More recently I have taken to looking at other more tech savvy fitness
tracking devices and asking the advice of others as to the best around. But it would now appear, rather like me, that after all the breathless talk about the exercise revolution, wrist-worn fitness trackers have run out of puff … Why? Is it a question of their accuracy? Do they promise a great deal but fall short on delivery? Or does the research stack up when asking the question “Can measuring physical activity really help us to become healthier”? Read on for some answers …
GUEST POST: The Christmas before last I got a fitness tracker, one of those wristbands that promises to get you moving by setting a daily target of, say, 10,000 steps. For the first few weeks, I felt a smug glow of satisfaction whenever I hit my goal. I soon lost interest, however, and now it’s gathering dust.
Others also have their doubts, with critics asking whether the much-touted Fitbit revolution – named for the leading fitness tracker band – is a mirage. Can measuring physical activity really help us be healthier? A two-year study at Pittsburgh University in America found that people on a diet programme who used fitness trackers lost half as much weight as those on the same programme who were given health counselling instead. The only consolation for the wearable tech industry, which the analyst CCS Insight predicts will be worth £27bn by 2020, is that both groups lost some weight.

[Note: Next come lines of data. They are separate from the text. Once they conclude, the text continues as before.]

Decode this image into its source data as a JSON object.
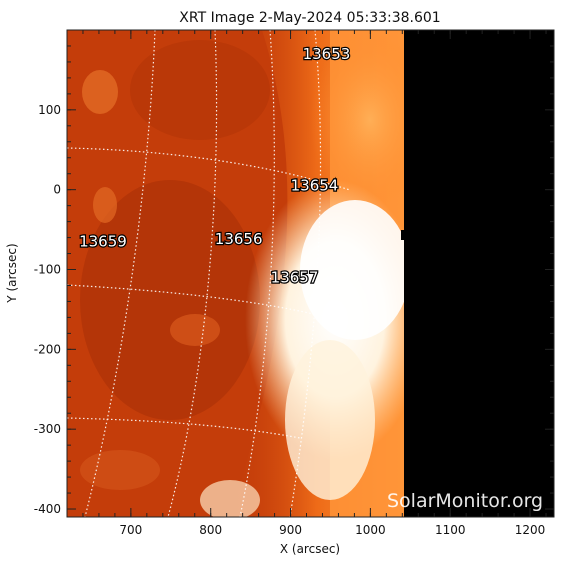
{
  "title": "XRT Image   2-May-2024 05:33:38.601",
  "watermark": "SolarMonitor.org",
  "colors": {
    "disk": "#c43d0a",
    "disk_dark": "#a12d07",
    "limb": "#ff8a2a",
    "bright": "#fff6e6",
    "off_field": "#000000",
    "grid": "#ffffff"
  },
  "chart_data": {
    "type": "heatmap",
    "title": "XRT Image   2-May-2024 05:33:38.601",
    "xlabel": "X (arcsec)",
    "ylabel": "Y (arcsec)",
    "xlim": [
      620,
      1230
    ],
    "ylim": [
      -410,
      200
    ],
    "xticks": [
      700,
      800,
      900,
      1000,
      1100,
      1200
    ],
    "yticks": [
      100,
      0,
      -100,
      -200,
      -300,
      -400
    ],
    "field_of_view_x": [
      620,
      1040
    ],
    "grid": true,
    "active_regions": [
      {
        "label": "13653",
        "x": 945,
        "y": 170
      },
      {
        "label": "13654",
        "x": 930,
        "y": 5
      },
      {
        "label": "13659",
        "x": 665,
        "y": -65
      },
      {
        "label": "13656",
        "x": 835,
        "y": -62
      },
      {
        "label": "13657",
        "x": 905,
        "y": -110
      }
    ]
  }
}
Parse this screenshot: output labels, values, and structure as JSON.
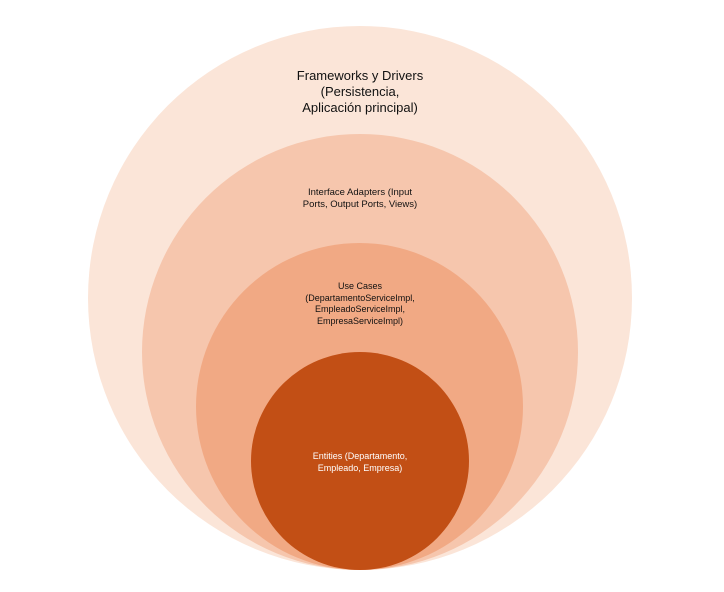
{
  "diagram": {
    "colors": {
      "frameworks": "#FBE5D8",
      "interface_adapters": "#F6C6AD",
      "use_cases": "#F1A984",
      "entities": "#C24F15",
      "text_dark": "#111111",
      "text_light": "#ffffff"
    },
    "layers": {
      "frameworks": "Frameworks y Drivers\n(Persistencia,\nAplicación principal)",
      "interface_adapters": "Interface Adapters (Input\nPorts, Output Ports, Views)",
      "use_cases": "Use Cases\n(DepartamentoServiceImpl,\nEmpleadoServiceImpl,\nEmpresaServiceImpl)",
      "entities": "Entities (Departamento,\nEmpleado, Empresa)"
    }
  }
}
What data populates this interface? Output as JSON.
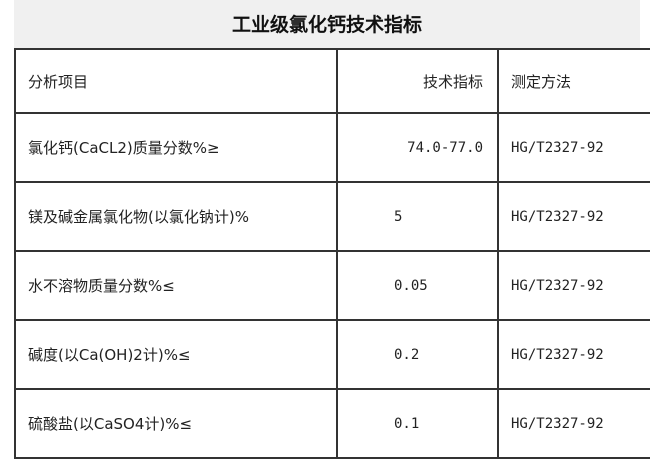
{
  "title": "工业级氯化钙技术指标",
  "headers": [
    "分析项目",
    "技术指标",
    "测定方法"
  ],
  "rows": [
    {
      "item": "氯化钙(CaCL2)质量分数%≥",
      "spec": "74.0-77.0",
      "method": "HG/T2327-92"
    },
    {
      "item": "镁及碱金属氯化物(以氯化钠计)%",
      "spec": "5",
      "method": "HG/T2327-92"
    },
    {
      "item": "水不溶物质量分数%≤",
      "spec": "0.05",
      "method": "HG/T2327-92"
    },
    {
      "item": "碱度(以Ca(OH)2计)%≤",
      "spec": "0.2",
      "method": "HG/T2327-92"
    },
    {
      "item": "硫酸盐(以CaSO4计)%≤",
      "spec": "0.1",
      "method": "HG/T2327-92"
    }
  ]
}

It’s possible that knowing how many calories we’ve burnt makes us feel better about sneaking that chocolate biscuit at 5 pm. Perhaps that explains why takeaways next to gyms do such good business.
Then there’s the inevitable infantilisation that comes from relying too heavily on any one gadget. John Jakicic, the lead researcher on the Pittsburgh study, suggests trackers “might give people a false sense of security, so they don’t pay attention to key behaviours they otherwise might pay attention to”.
This is a particular problem because brands often give wildly different estimates of walking distances. In America, Fitbit is also fighting a class-action lawsuit from users who claim its heart-rate monitors give such inaccurate readings that training programmes relying upon them are rendered useless. The company denies the claims.
It will come as no surprise that there is no miraculous shortcut to losing weight or getting fitter. Yet the interesting thing about the fitness tracker row is how it is a microcosm of the bigger debate about technology. Our inventions enale us to do things no humans have done before, but we often sacrifice our independence, privacy or sense of control over our lives – and pay handsomely for the privilege.